State officials weren’t thrilled last year to learn Connecticut has a nearly $3 billion difference between taxes owed to the state and actual collections.
But while Connecticut has authorized Gov. Ned Lamont’s administration to whittle down the so-called “tax gap,” most states don’t even bother to track the problem, according to a new analysis from The Pew Charitable Trusts.
And with the federal IRS — which provides much of the tax data states rely upon — continuing to face staffing cuts, the challenge of monitoring unpaid taxes is likely to grow.
“Governments routinely fail to collect this [unpaid] money — sometimes without state policymakers even being aware of the problem,” wrote Josh Goodman, a senior fiscal analyst with Pew. “Yet if states collected even a few percentage points more of what they are legally entitled to, they could afford to cut taxes or invest in priorities in good times — and avoid tax hikes and service cuts in bad ones.”
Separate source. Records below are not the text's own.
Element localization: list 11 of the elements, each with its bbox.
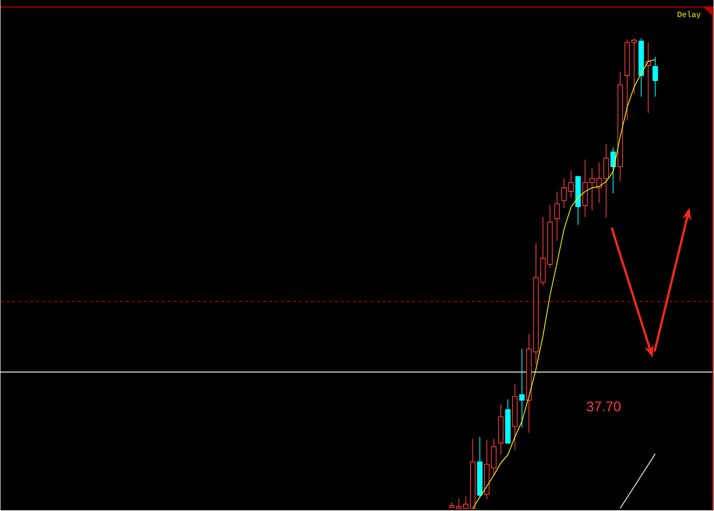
candlestick: [498, 404, 504, 456]
candlestick: [610, 147, 616, 194]
candlestick: [512, 384, 518, 451]
candlestick: [519, 348, 525, 428]
annotation: 37.70: [586, 402, 621, 412]
candlestick: [561, 178, 567, 209]
candlestick: [554, 191, 560, 242]
candlestick: [568, 170, 574, 198]
candlestick: [617, 71, 623, 182]
candlestick: [652, 56, 658, 98]
candlestick: [540, 216, 546, 286]
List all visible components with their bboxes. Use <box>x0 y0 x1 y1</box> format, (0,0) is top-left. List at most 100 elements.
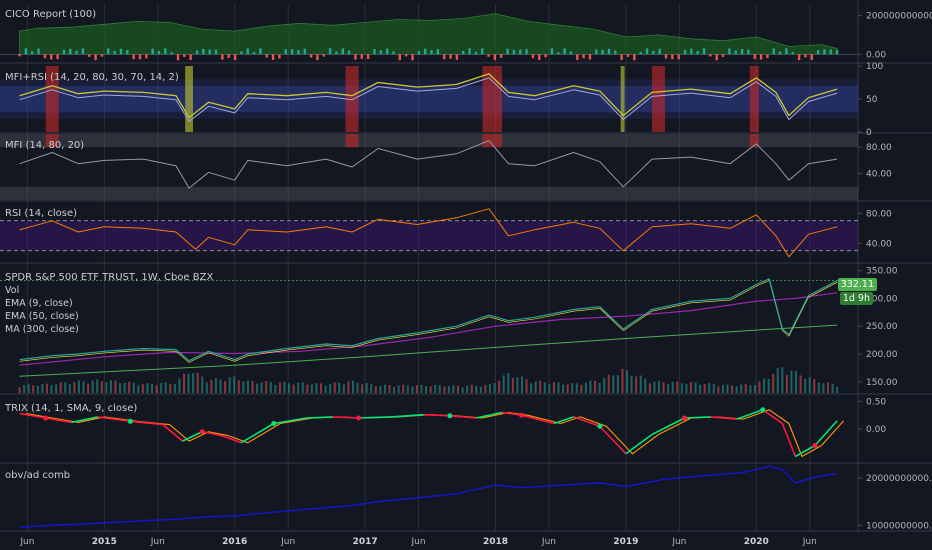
cico-histogram-bar <box>328 48 332 55</box>
volume-bar <box>648 383 651 393</box>
volume-bar <box>658 380 661 393</box>
volume-bar <box>461 387 464 393</box>
cico-histogram-bar <box>240 51 243 55</box>
volume-bar <box>41 383 44 393</box>
cico-histogram-bar <box>550 48 554 55</box>
cico-histogram-bar <box>442 54 446 60</box>
volume-bar <box>447 386 450 393</box>
cico-histogram-bar <box>246 48 249 55</box>
mfirsi-title: MFI+RSI (14, 20, 80, 30, 70, 14, 2) <box>5 72 179 83</box>
time-axis-label: Jun <box>411 537 426 547</box>
volume-bar <box>525 378 528 393</box>
cico-histogram-bar <box>132 54 135 60</box>
cico-histogram-bar <box>804 54 807 58</box>
time-axis-label: 2015 <box>92 537 117 547</box>
cico-histogram-bar <box>183 54 186 58</box>
cico-histogram-bar <box>284 49 287 55</box>
cico-histogram-bar <box>62 49 66 55</box>
trix-cross-marker <box>447 413 453 419</box>
cico-histogram-bar <box>417 51 421 55</box>
volume-bar <box>365 383 368 393</box>
cico-histogram-bar <box>563 48 566 55</box>
cico-histogram-bar <box>531 54 535 59</box>
volume-bar <box>539 380 542 393</box>
time-axis-label: Jun <box>280 537 295 547</box>
mfi-tick-label: 80.00 <box>866 143 892 153</box>
volume-bar <box>808 377 811 393</box>
volume-bar <box>132 382 135 393</box>
volume-bar <box>429 386 432 393</box>
trix-segment <box>201 430 222 437</box>
cico-histogram-bar <box>607 48 611 55</box>
volume-bar <box>246 380 249 393</box>
cico-histogram-bar <box>759 54 763 60</box>
cico-histogram-bar <box>683 50 687 55</box>
cico-histogram-bar <box>259 48 262 55</box>
cico-histogram-bar <box>208 49 211 55</box>
volume-bar <box>813 378 816 393</box>
cico-histogram-bar <box>468 48 471 55</box>
cico-histogram-bar <box>525 49 528 55</box>
volume-bar <box>621 368 624 393</box>
price-tick-label: 350.00 <box>866 267 898 277</box>
volume-bar <box>128 381 131 393</box>
volume-bar <box>735 386 738 393</box>
volume-bar <box>493 383 496 393</box>
volume-bar <box>589 380 592 393</box>
cico-histogram-bar <box>189 54 192 61</box>
trix-cross-marker <box>597 423 603 429</box>
trix-segment <box>97 416 131 423</box>
cico-histogram-bar <box>75 50 78 55</box>
volume-bar <box>210 379 213 393</box>
time-axis-label: 2017 <box>353 537 378 547</box>
cico-histogram-bar <box>56 54 59 60</box>
volume-bar <box>680 383 683 393</box>
volume-bar <box>411 386 414 393</box>
cico-histogram-bar <box>354 54 357 60</box>
trix-segment <box>306 416 333 419</box>
volume-bar <box>580 384 583 393</box>
volume-bar <box>689 382 692 393</box>
trix-segment <box>162 423 184 442</box>
cico-histogram-bar <box>398 54 402 61</box>
volume-bar <box>356 382 359 393</box>
mfi-highlight <box>45 134 59 148</box>
rsi-title: RSI (14, close) <box>5 208 78 219</box>
trix-title: TRIX (14, 1, SMA, 9, close) <box>5 403 138 414</box>
cico-histogram-bar <box>728 48 731 55</box>
cico-histogram-bar <box>341 48 344 55</box>
volume-bar <box>571 383 574 393</box>
volume-bar <box>59 382 62 393</box>
obv-tick-label: 20000000000.00 <box>866 474 932 484</box>
volume-bar <box>685 383 688 393</box>
last-price-badge: 332.11 <box>837 278 877 291</box>
volume-bar <box>374 386 377 393</box>
cico-histogram-bar <box>379 50 383 55</box>
trix-segment <box>795 444 816 458</box>
volume-bar <box>822 383 825 393</box>
cico-histogram-bar <box>487 54 490 57</box>
volume-bar <box>626 370 629 393</box>
volume-bar <box>785 374 788 393</box>
time-axis-label: Jun <box>150 537 165 547</box>
volume-bar <box>201 376 204 393</box>
volume-bar <box>105 382 108 393</box>
trix-segment <box>501 411 522 417</box>
volume-bar <box>740 384 743 393</box>
trix-segment <box>221 434 242 444</box>
price-title: SPDR S&P 500 ETF TRUST, 1W, Cboe BZX <box>5 272 214 283</box>
volume-bar <box>548 384 551 393</box>
volume-bar <box>712 384 715 393</box>
cico-histogram-bar <box>753 54 756 59</box>
cico-histogram-bar <box>557 52 560 55</box>
volume-bar <box>361 384 364 393</box>
trix-segment <box>449 415 477 419</box>
volume-bar <box>731 385 734 393</box>
trix-cross-marker <box>199 429 205 435</box>
volume-bar <box>283 381 286 393</box>
volume-bar <box>237 380 240 393</box>
volume-bar <box>438 385 441 393</box>
volume-bar <box>753 385 756 393</box>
Connecticut lawmakers and Gov. Ned Lamont agreed last year that the administration would annually assess the state tax gap and offer strategies to mitigate it.
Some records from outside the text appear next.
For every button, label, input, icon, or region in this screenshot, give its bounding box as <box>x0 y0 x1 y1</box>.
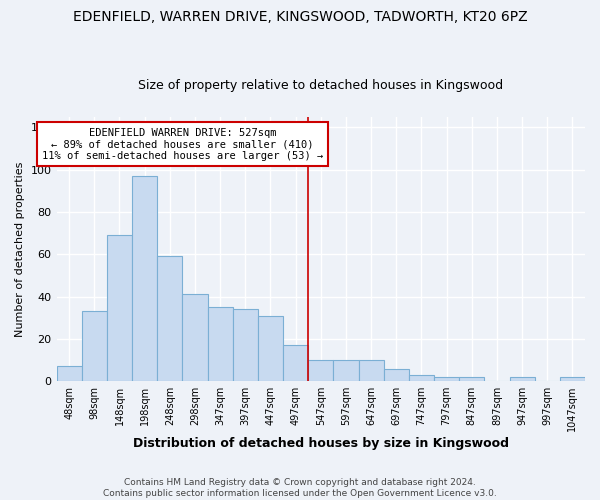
Text: EDENFIELD, WARREN DRIVE, KINGSWOOD, TADWORTH, KT20 6PZ: EDENFIELD, WARREN DRIVE, KINGSWOOD, TADW… <box>73 10 527 24</box>
Bar <box>233 310 258 381</box>
Bar <box>383 368 409 381</box>
Title: Size of property relative to detached houses in Kingswood: Size of property relative to detached ho… <box>138 79 503 92</box>
Text: Contains HM Land Registry data © Crown copyright and database right 2024.
Contai: Contains HM Land Registry data © Crown c… <box>103 478 497 498</box>
X-axis label: Distribution of detached houses by size in Kingswood: Distribution of detached houses by size … <box>133 437 509 450</box>
Bar <box>359 360 383 381</box>
Bar <box>182 294 208 381</box>
Bar <box>283 345 308 381</box>
Bar <box>308 360 334 381</box>
Bar <box>157 256 182 381</box>
Bar <box>409 375 434 381</box>
Bar <box>56 366 82 381</box>
Text: EDENFIELD WARREN DRIVE: 527sqm
← 89% of detached houses are smaller (410)
11% of: EDENFIELD WARREN DRIVE: 527sqm ← 89% of … <box>42 128 323 161</box>
Y-axis label: Number of detached properties: Number of detached properties <box>15 162 25 336</box>
Bar <box>132 176 157 381</box>
Bar <box>82 312 107 381</box>
Bar <box>107 235 132 381</box>
Bar <box>334 360 359 381</box>
Bar <box>208 307 233 381</box>
Bar <box>459 377 484 381</box>
Bar <box>560 377 585 381</box>
Bar <box>434 377 459 381</box>
Bar <box>258 316 283 381</box>
Bar <box>509 377 535 381</box>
The state had a roughly $3 billion tax gap in 2022, according to the report the Connecticut Department of Revenue Services filed last year. That’s equal to roughly 13% of the total revenues that supported the state budget at that time. And its matches total state dollars spent at the time on Medicaid, Goodman noted.
The state Department of Revenue Services formed a new discovery unit to quickly identify non-filers, increase audit rates and improve outreach to delinquent taxpayers to encourage payments.
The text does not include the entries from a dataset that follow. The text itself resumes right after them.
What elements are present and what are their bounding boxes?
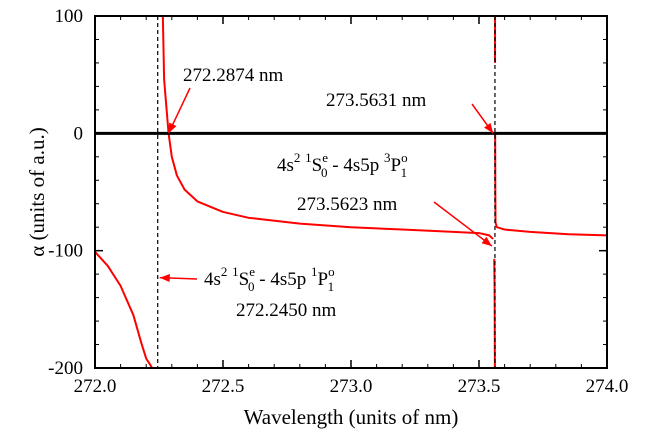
annotation-arrows: [159, 87, 494, 282]
arrow-273-5623-head: [481, 236, 492, 247]
y-tick-label-1: -100: [48, 241, 83, 262]
y-tick-label-3: 100: [55, 6, 84, 27]
arrow-273-5631-head: [484, 122, 494, 134]
x-axis-title: Wavelength (units of nm): [244, 405, 459, 429]
arrow-272-2874-head: [168, 122, 177, 134]
x-tick-label-3: 273.5: [458, 376, 501, 397]
annotation-273-5631: 273.5631 nm: [326, 90, 427, 111]
x-tick-label-2: 273.0: [330, 376, 373, 397]
series-0-branch-1: [161, 16, 494, 240]
arrow-273-5623-shaft: [433, 201, 493, 247]
y-tick-label-2: 0: [74, 123, 84, 144]
annotation-1p1-transition: 4s2 1Se 0 - 4s5p 1Po 1: [204, 264, 335, 294]
plot-frame: [94, 15, 608, 369]
annotation-3p1-transition: 4s2 1Se 0 - 4s5p 3Po 1: [277, 150, 408, 180]
arrow-272-2450: [159, 274, 198, 282]
axis-ticks: 272.0 272.5 273.0 273.5 274.0 -200 -100 0 100: [48, 6, 628, 397]
arrow-273-5631: [471, 103, 494, 134]
reference-lines: [95, 16, 607, 368]
curve-layer: [95, 16, 607, 368]
x-tick-label-4: 274.0: [586, 376, 629, 397]
arrow-272-2874: [167, 87, 191, 134]
series-0-branch-0: [95, 251, 153, 368]
annotation-272-2450: 272.2450 nm: [236, 300, 337, 321]
x-tick-label-1: 272.5: [202, 376, 245, 397]
y-axis-title: α (units of a.u.): [25, 127, 49, 256]
arrow-273-5623: [433, 201, 493, 247]
series-0-branch-3: [494, 133, 607, 237]
annotation-272-2874: 272.2874 nm: [183, 65, 284, 86]
series-0-branch-2: [493, 258, 496, 368]
x-tick-label-0: 272.0: [74, 376, 117, 397]
annotation-273-5623: 273.5623 nm: [297, 194, 398, 215]
arrow-272-2450-head: [159, 274, 170, 282]
y-tick-label-0: -200: [48, 358, 83, 379]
But few states even try to adequately estimate the gap, according to Goodman. For more than two decades, Connecticut is one of only eight states that has tried to get its arms around the problem, he wrote, citing a University of Virginia analysis published last year by taxnotes.com.
And that ratio doesn’t appear likely to improve any time soon.
A 2024 Federation of Tax Administrators’ survey of state and municipal revenue departments that found hiring and retention was overwhelmingly the top challenge they face, while one-third of their employees are 55 or older.
Goodman also referenced a January 2026 memo from the U.S. Office of Inspector General that questioned the IRS’ readiness for the 2026 tax-filing season in part due to reduced staffing. All states with income taxes rely heavily on IRS data to help them track local filers.
Connecticut’s next tax gap report is due in December.
“Fiscal transparency is a corner of Connecticut state government,” Lamont’s budget spokesman, Chris Collibee, said Monday. “Few states routinely produce the data sets that are constantly being provided to the [Connecticut] legislature and public. … The Lamont administration, working in partnership with the legislature, is continuously looking for ways to ensure that monies owed to the state are received.”
Lamont’s revenue services commissioner Mark Boughton added that “the more data we provide … the better decisions I think everybody can make about our tax structure and policy.”
Connecticut Voices for Children, a New Haven-based policy research group, called in January for Lamont and legislators to intensify efforts to close the tax gap, saying hundreds of millions in recovered tax receipts could mitigate pending cuts in federal aid.
An omnibus measure that Congress and President Donald Trump approved last July would cut about $1 trillion — mostly from Medicaid — by 2034 to help finance back federal tax cuts. Connecticut officials expect the state’s share of those losses to be in the hundreds of millions of dollars annually starting next fiscal year and growing by the end of the decade.